Wie wurde damals versucht, den Gründungsimpuls zu sichern?

Zum einen wurde das über vertragliche Regelungen im Gesellschaftsvertrag versucht, die auch die Nachfolge und den Erbfall betrafen. Das Gründungsquartett war sich aber durchaus der Problematik bewusst, dass eine solche Zweckbindung immer auch auf den „Goodwill“ der Gesellschafterinnen und Gesellschafter angewiesen ist. Es war den vier Gründerinnen und Gründern zugleich ein Anliegen, dass das Unternehmen auch in ferner Zukunft noch den gleichen Zielen verpflichtet sein sollte, nach denen sie es gegründet hatten. Wie dies rechtlich „wasserdicht“ festzuschreiben sei, bereitete ihnen offenbar einiges Kopfzerbrechen. Anhand der Akten im Archiv konnte ich nachvollziehen, wie versucht wurde, dieses Problem über viele Jahrzehnte mit verschiedenen Beratern zu lösen.

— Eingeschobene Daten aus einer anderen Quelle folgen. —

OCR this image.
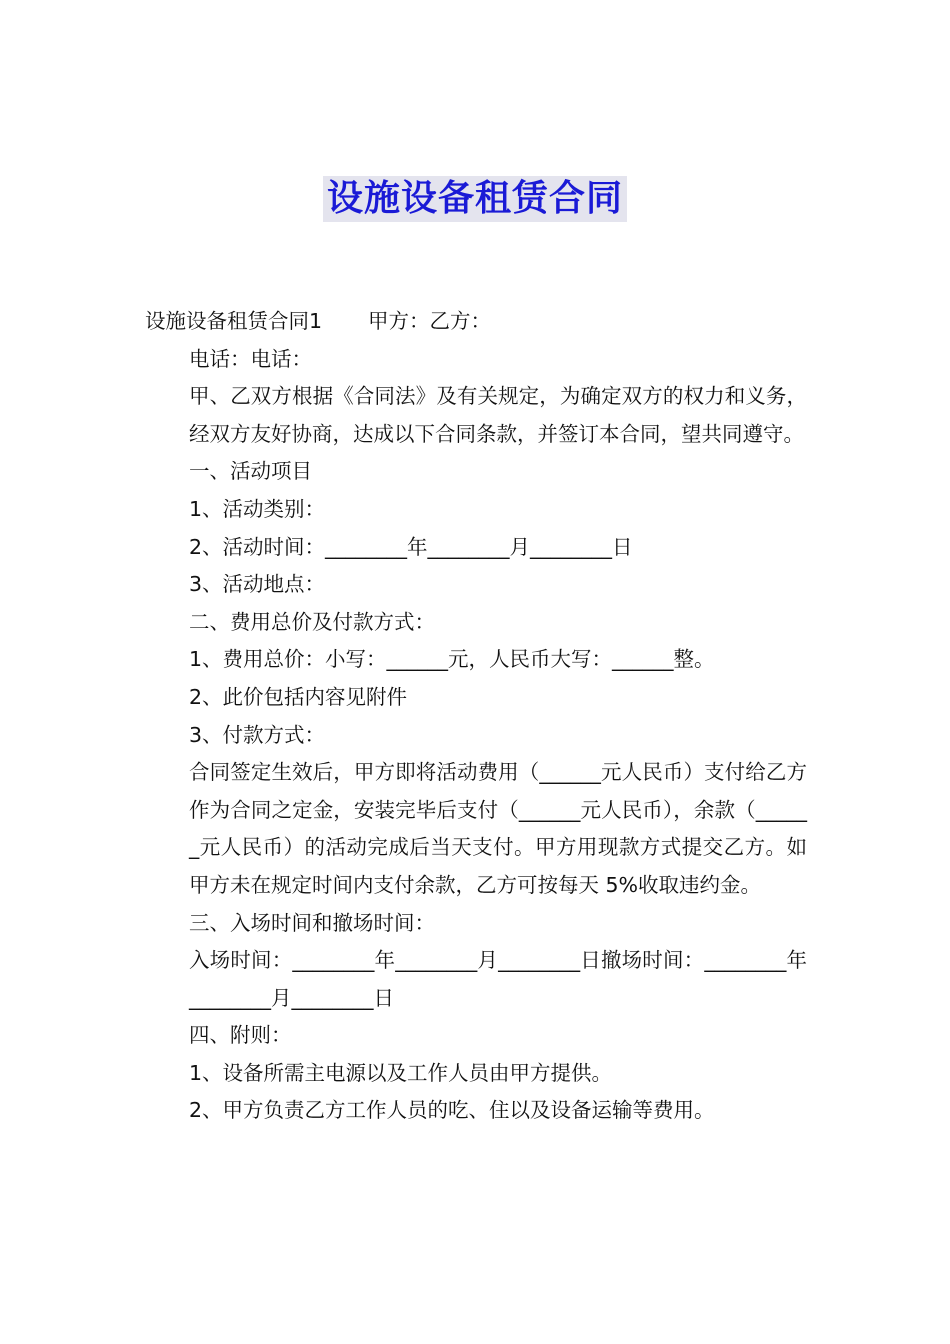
设施设备租赁合同

设施设备租赁合同1 甲方：乙方：

电话：电话：

甲、乙双方根据《合同法》及有关规定，为确定双方的权力和义务，经双方友好协商，达成以下合同条款，并签订本合同，望共同遵守。

一、活动项目

1、活动类别：

2、活动时间：________年________月________日

3、活动地点：

二、费用总价及付款方式：

1、费用总价：小写：______元，人民币大写：______整。

2、此价包括内容见附件

3、付款方式：

合同签定生效后，甲方即将活动费用（______元人民币）支付给乙方作为合同之定金，安装完毕后支付（______元人民币），余款（______元人民币）的活动完成后当天支付。甲方用现款方式提交乙方。如甲方未在规定时间内支付余款，乙方可按每天 5%收取违约金。

三、入场时间和撤场时间：

入场时间：________年________月________日撤场时间：________年________月________日

四、附则：

1、设备所需主电源以及工作人员由甲方提供。

2、甲方负责乙方工作人员的吃、住以及设备运输等费用。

Die Gründerinnen und Gründer der WALA OHG – von links nach rechts: Dr. Rudolf Hauschka, Max Kaphahn, Maja Mewes, Dr. med. Margarethe Hauschka-Stavenhagen.
Foto: WALA

Und die Lösung war letztlich die Überführung in eine Stiftung?

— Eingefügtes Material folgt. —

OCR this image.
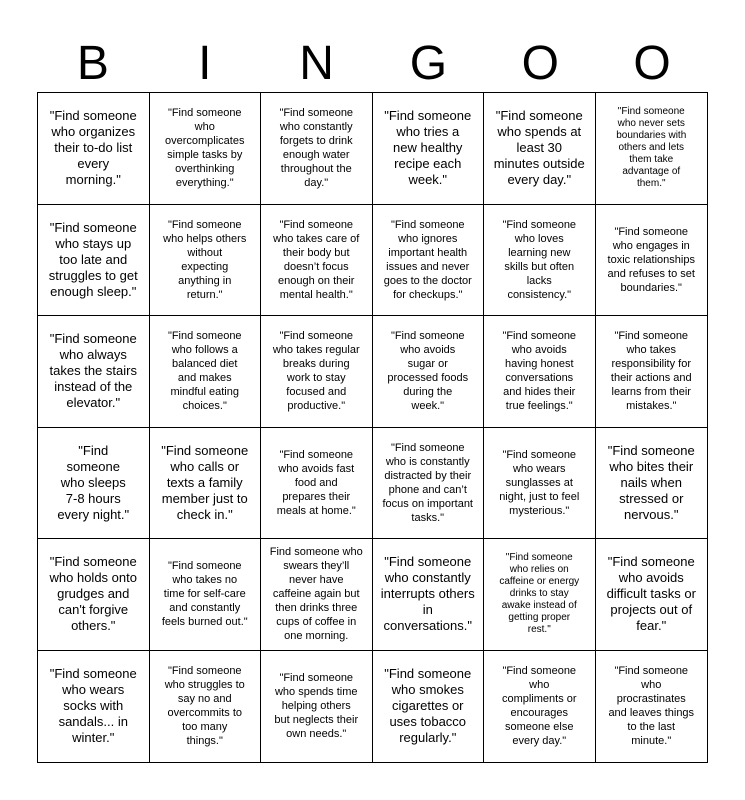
B	I	N	G	O	O
"Find someone who organizes their to-do list every morning."
"Find someone who overcomplicates simple tasks by overthinking everything."
"Find someone who constantly forgets to drink enough water throughout the day."
"Find someone who tries a new healthy recipe each week."
"Find someone who spends at least 30 minutes outside every day."
"Find someone who never sets boundaries with others and lets them take advantage of them."
"Find someone who stays up too late and struggles to get enough sleep."
"Find someone who helps others without expecting anything in return."
"Find someone who takes care of their body but doesn’t focus enough on their mental health."
"Find someone who ignores important health issues and never goes to the doctor for checkups."
"Find someone who loves learning new skills but often lacks consistency."
"Find someone who engages in toxic relationships and refuses to set boundaries."
"Find someone who always takes the stairs instead of the elevator."
"Find someone who follows a balanced diet and makes mindful eating choices."
"Find someone who takes regular breaks during work to stay focused and productive."
"Find someone who avoids sugar or processed foods during the week."
"Find someone who avoids having honest conversations and hides their true feelings."
"Find someone who takes responsibility for their actions and learns from their mistakes."
"Find someone who sleeps 7-8 hours every night."
"Find someone who calls or texts a family member just to check in."
"Find someone who avoids fast food and prepares their meals at home."
"Find someone who is constantly distracted by their phone and can’t focus on important tasks."
"Find someone who wears sunglasses at night, just to feel mysterious."
"Find someone who bites their nails when stressed or nervous."
"Find someone who holds onto grudges and can't forgive others."
"Find someone who takes no time for self-care and constantly feels burned out."
Find someone who swears they’ll never have caffeine again but then drinks three cups of coffee in one morning.
"Find someone who constantly interrupts others in conversations."
"Find someone who relies on caffeine or energy drinks to stay awake instead of getting proper rest."
"Find someone who avoids difficult tasks or projects out of fear."
"Find someone who wears socks with sandals... in winter."
"Find someone who struggles to say no and overcommits to too many things."
"Find someone who spends time helping others but neglects their own needs."
"Find someone who smokes cigarettes or uses tobacco regularly."
"Find someone who compliments or encourages someone else every day."
"Find someone who procrastinates and leaves things to the last minute."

Ja, zu diesem radikalen Schritt entschlossen sich 1986 die beiden damaligen Gesellschafter, Karl Kossmann und Heinz-Hartmut Vogel. Sie waren die Nachfolger von Max Kaphahn respektive Margarethe Hauschka-Stavenhagen – und der WALA als Gesellschafter seit Jahrzehnten verbunden. Kossmann und Vogel wollten mit der Stiftungsgründung sicherstellen, dass das Unternehmen auch in Zukunft noch zuvorderst dem Gründungszweck verpflichtet ist.

Welche Konsequenzen hatte diese Entscheidung für die Gesellschafter und das Unternehmen WALA?

Beide verzichteten auf ihre betrieblichen Eigentumsrechte und übertrugen den größten Teil des Firmenvermögens der nicht gemeinnützigen WALA Stiftung sowie einen kleineren Teil der gemeinnützigen Dr. Hauschka Stiftung. Seitdem ist die WALA Heilmittel GmbH der wirtschaftende Betrieb und die WALA Stiftung ihre alleinige Eigentümerin. Weder eine Familie noch Einzelpersonen noch juristische Personen können die Vermögenswerte beeinflussen oder beanspruchen. Eigennützige Aktivitäten und Absichten sowie die Ausübung von Macht aufgrund von Kapitalbesitz sind konsequent ausgeschlossen. Zudem ist der Stiftungszweck in einer Satzung festgeschrieben, über deren Einhaltung eine staatliche Behörde wacht.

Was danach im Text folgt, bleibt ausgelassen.